取材で訪れた日、店の前には手作り味噌教室に参加する女性が並んでいた。自宅で味噌を作るため、生糀を直接店に買いに来る人も多いのだという。

「大和川以南の地域にはこの時期から自宅で味噌を作ってお正月を迎える文化が残っているんです」と社長の豊田実氏。地域に根付くそんな糀文化を大切に守ってきたのが糀屋 雨風だ。

初代和泉屋熊次郎が醤油醸造業を始めたのは今をさかのぼること333年前の1689(元禄2)年のこと。戦前には宮内庁御用達となり宮中へ納品していたこともあるという。1945(昭和20)年の堺空襲で市内中心部にあった本社工場が全焼し、現在の津久野町に移ってきた。

戦後の生産統制がはずれ大手メーカーが市場を占有し始めると、地方の中小メーカーの多くは淘汰されたが、糀から醤油作りをしていた強みを生かし味噌作りにも力を入れ、学校や病院給食向け、さらには百貨店にも販路を広げてきた。

さらに15代目の実氏が力を注いできたのがBtoCへの展開だ。

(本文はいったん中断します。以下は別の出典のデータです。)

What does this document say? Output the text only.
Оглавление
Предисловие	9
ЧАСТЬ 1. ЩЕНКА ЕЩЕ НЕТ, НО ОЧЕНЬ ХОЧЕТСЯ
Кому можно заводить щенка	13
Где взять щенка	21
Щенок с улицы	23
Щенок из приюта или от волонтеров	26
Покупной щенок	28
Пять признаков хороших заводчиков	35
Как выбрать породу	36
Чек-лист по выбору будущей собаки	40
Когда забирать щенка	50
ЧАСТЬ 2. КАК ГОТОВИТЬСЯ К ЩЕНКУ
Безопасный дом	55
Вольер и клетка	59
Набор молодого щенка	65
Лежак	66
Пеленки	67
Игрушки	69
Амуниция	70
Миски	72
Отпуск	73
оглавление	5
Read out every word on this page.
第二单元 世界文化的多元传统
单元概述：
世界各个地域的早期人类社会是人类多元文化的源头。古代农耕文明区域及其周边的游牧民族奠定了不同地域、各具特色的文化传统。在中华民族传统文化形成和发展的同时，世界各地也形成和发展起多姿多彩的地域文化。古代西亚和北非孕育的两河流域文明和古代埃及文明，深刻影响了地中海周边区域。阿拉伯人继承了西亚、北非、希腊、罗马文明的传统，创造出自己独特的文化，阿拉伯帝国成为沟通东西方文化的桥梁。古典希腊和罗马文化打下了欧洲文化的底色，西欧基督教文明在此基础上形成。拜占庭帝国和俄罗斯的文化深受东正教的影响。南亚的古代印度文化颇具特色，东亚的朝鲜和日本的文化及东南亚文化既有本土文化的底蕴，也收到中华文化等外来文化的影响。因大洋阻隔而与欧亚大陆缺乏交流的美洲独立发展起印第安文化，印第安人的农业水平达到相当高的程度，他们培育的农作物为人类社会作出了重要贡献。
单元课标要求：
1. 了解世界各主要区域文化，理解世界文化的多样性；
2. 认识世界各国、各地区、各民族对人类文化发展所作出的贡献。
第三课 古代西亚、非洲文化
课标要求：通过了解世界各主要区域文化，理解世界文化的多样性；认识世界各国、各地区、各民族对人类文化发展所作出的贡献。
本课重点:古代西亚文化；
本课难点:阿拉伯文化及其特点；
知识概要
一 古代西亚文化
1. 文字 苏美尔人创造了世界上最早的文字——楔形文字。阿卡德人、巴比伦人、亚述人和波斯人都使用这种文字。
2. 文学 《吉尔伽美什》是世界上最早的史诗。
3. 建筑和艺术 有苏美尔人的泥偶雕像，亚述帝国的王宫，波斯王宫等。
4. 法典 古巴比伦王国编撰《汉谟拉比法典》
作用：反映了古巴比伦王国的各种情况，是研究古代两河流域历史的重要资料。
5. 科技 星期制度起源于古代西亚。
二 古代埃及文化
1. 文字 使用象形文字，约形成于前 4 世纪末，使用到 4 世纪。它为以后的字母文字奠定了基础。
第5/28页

自分でも味噌を作ってみたいという知り合いからの声に応え10年ほど前から手作り味噌教室を始めたが、これを年中開けば、冬季に需要が偏っている糀を年中ならして売れるのではないかとも考えた。

併せて、工場の横に直営店をオープンし、自社で製造した糀、味噌、醤油を販売する一方、近隣の昆布メーカー、チーズメーカーと糀を合わせただしやディップなどのコラボ商品も増やした。

その後、塩糀ブームが起こった際には、塩糀を使って家でどんな料理を作ればよいのかわからないという客からの声に応え、自社製の塩糀を使った料理や甘酒を使ったデザートなどを提供するカフェを隣接地に開いた。

近隣にできた無印良品の施設内に出店したのを契機に同社との共同開発も行っており、地域の農作物と組み合わせた商品も販売している。

糀づくりの技術を代々引き継ぎながら糀をベースにした新たな取り組みにチャレンジを続ける16代目の常務・宣広氏は、「戦災で昔の資料が焼失してしまったこともあり、333年という歴史の重みをそれほど意識せずにいられることが逆に何でもやってやろうという気持ちにつながっているのかもしれない」と話す。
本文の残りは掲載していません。